Kecenderungan penilaian awam akan tidak sendirinya pers nasional kita dalam kepentingan politik walaupun dalam reformasi adalah hal yang wajar saja. Kita tidak perlu terlampau mengkhawatirkan arah pemberitaan surat kabar dan majalah di Indonesia, hanya karena parameter politik yang terlampau sempit dalam menilai informasi politik dari pers nasional kita sendiri. Usuran politik yang terlampau sempit dalam menilai pemberitaan pers Indonesia itu berasal dari subjektivisme kepentingan dalam diri kita masing-masing. Bila kita tergolong pendukung Partai Persatuan Pembangunan, maka surat kabar dan majalah di negeri ini akan kita tuntut untuk selalu berwarna hijau saja. Dalam keadaan seperti itu, rasa ingin tahu kita tertutup bagi pola pemberitaan yang berwarna kuning, hijau, maupun biru. Pada dasarnya, ada dua peluang yang mendasari pers kita dalam pemberitaan, yaitu, pertama, upaya pers tersebut meningkatkan pengetahuan yang lebih mendalam kepada publik pembacanya. Kedua, kesempatan untuk mengolah fakta yang terjadi sebagai komoditas pers atau dengan kata lain melihat sisi komersial dari pers itu. Pers dalam kehidupan politik tidak dapat dilepaskan karena kembali kepada empat fungsi pers yaitu to inform, to educate, to control, dan to entertain (Lasswell & Wright), hanya saja pada masa pers politik (an age of press-politics) seperti sekarang ini, alangkah baiknya apabila kita mengembangkan fungsi media yang demokratis, seperti yang diungkapkan Keane dan Curran dalam Reilly (1997), yaitu: pertama, Media hendaknya membuka dialog publik dengan menyajikan keragaman perspektif, baik dalam berita maupun hiburan. Kedua, Media hendaknya memperkokoh terbentuknya masyarakat madani (civil society) lewat pemberdayaan berbagai organisasi yang menjadi representasi para anggotanya. Semua pandangan alternatif yang hidup dalam masyarakat harus disajikan oleh media. Ketiga, Media hendaknya turut menyajikan cara dan mekanisme demokrasi guna mencapai tujuan bersama.
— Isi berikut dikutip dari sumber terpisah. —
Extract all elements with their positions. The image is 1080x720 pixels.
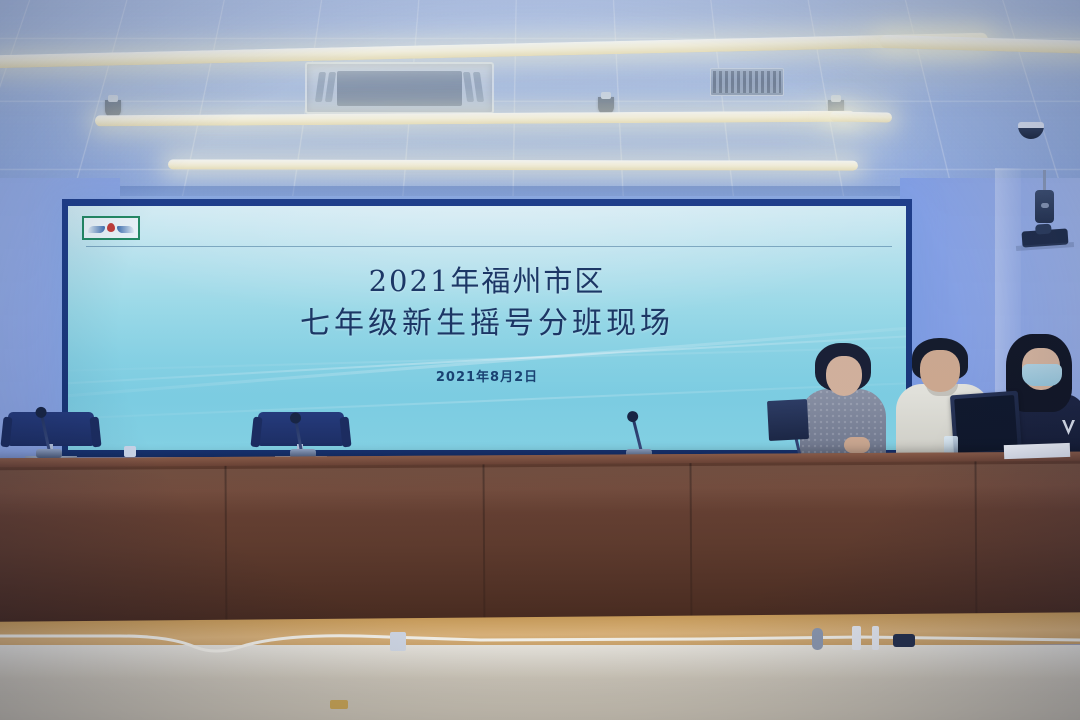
paper-cup	[124, 446, 136, 457]
slide-title-line1: 2021年福州市区	[68, 260, 906, 302]
floor-object	[812, 628, 823, 650]
floor-object	[893, 634, 915, 647]
ventilation-grille-icon	[710, 68, 784, 96]
floor-object	[852, 626, 861, 650]
ceiling	[0, 0, 1080, 205]
floor-object	[330, 700, 348, 709]
paper-documents	[1004, 443, 1070, 459]
ceiling-tile-texture	[0, 0, 1080, 205]
small-monitor	[767, 399, 809, 441]
school-emblem-icon	[82, 216, 140, 240]
podium-sheen	[0, 464, 1080, 517]
slide-divider-line	[86, 246, 892, 247]
hand	[844, 437, 870, 453]
person-woman-with-microphone	[800, 343, 886, 458]
face	[826, 356, 862, 396]
office-chair	[8, 412, 94, 446]
slide-title-line2: 七年级新生摇号分班现场	[68, 302, 906, 346]
fluorescent-strip-light	[168, 159, 858, 170]
fluorescent-strip-light	[830, 111, 892, 122]
floor-cable	[0, 628, 1080, 650]
wall-speaker-icon	[1035, 190, 1054, 223]
slide-title: 2021年福州市区 七年级新生摇号分班现场	[68, 260, 906, 346]
microphone-base	[36, 449, 62, 458]
floor-object	[872, 626, 879, 650]
conference-room-photo: 2021年福州市区 七年级新生摇号分班现场 2021年8月2日	[0, 0, 1080, 720]
floor-object	[390, 632, 406, 651]
face-mask-icon	[1022, 364, 1062, 386]
slide-date: 2021年8月2日	[68, 366, 906, 385]
floor-reflection	[0, 645, 1080, 679]
air-conditioner-vent-icon	[305, 62, 494, 114]
face	[920, 350, 960, 392]
speaker-mount-arm	[1043, 170, 1046, 192]
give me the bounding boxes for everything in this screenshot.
Indonesia selalu menekankan pemerintahan yang demokratis, sehingga demokrasi yang dikehendaki sekarang adalah bagaimana the rule of the people, terjadi dalam praktek politik. Menurut John Durham Peters, syarat demokrasi adalah bagaimana rakyat mampu mengambil bagian dalam diskusi dan pengambilan keputusan politik. Sehingga, mungkin apa yang dikatakan Thomas E. Peterson dapat dijadikan barometer bagi pers, pemerintah, dan masyarakat. Betapa pentingnya fungsi dan hubungan sinergi yang terjalin antara pers dengan politik dalam percaturan politik dalam negeri. Mengingat pers merupakan sebuah lembaga sosial dan wahana komunikasi massa, dari sudut ini saja pers sudah sangat menguntungakan dalam hal mengkomunikasikan dan menilai respon masyarakat akan sesuatu kebijakan atau informasi yang telah disampaikan. Dalm dunia politik konunikasi massa memiliki peran yang cukup signifikan diantaranya komunikasi politik internal dan komunikasi politik eksternal. komunikasi politik secara internal dapat diartikan sebagai komunikasi didalam lingkup kecil atau masih dalam tubuh sebuah organisasi politik, sedangkan komunikasi eksternal politik aplikasi dimasyarakat dilihat dari pengelolaan komunikasi yang terkonsumsi oleh masyarakat. Adapun fungsi lain dari media massa yaitu edukasi, informasi, entertainment dan control sosial.

Daftar Pustaka
Saeful, Muhtadi, komunikasi politik indonesia. Rosda, 2008.
Pawito, Komunikasi Politik: Media Massa dan Kampanye Pemilihan. Jalasutra, 2009.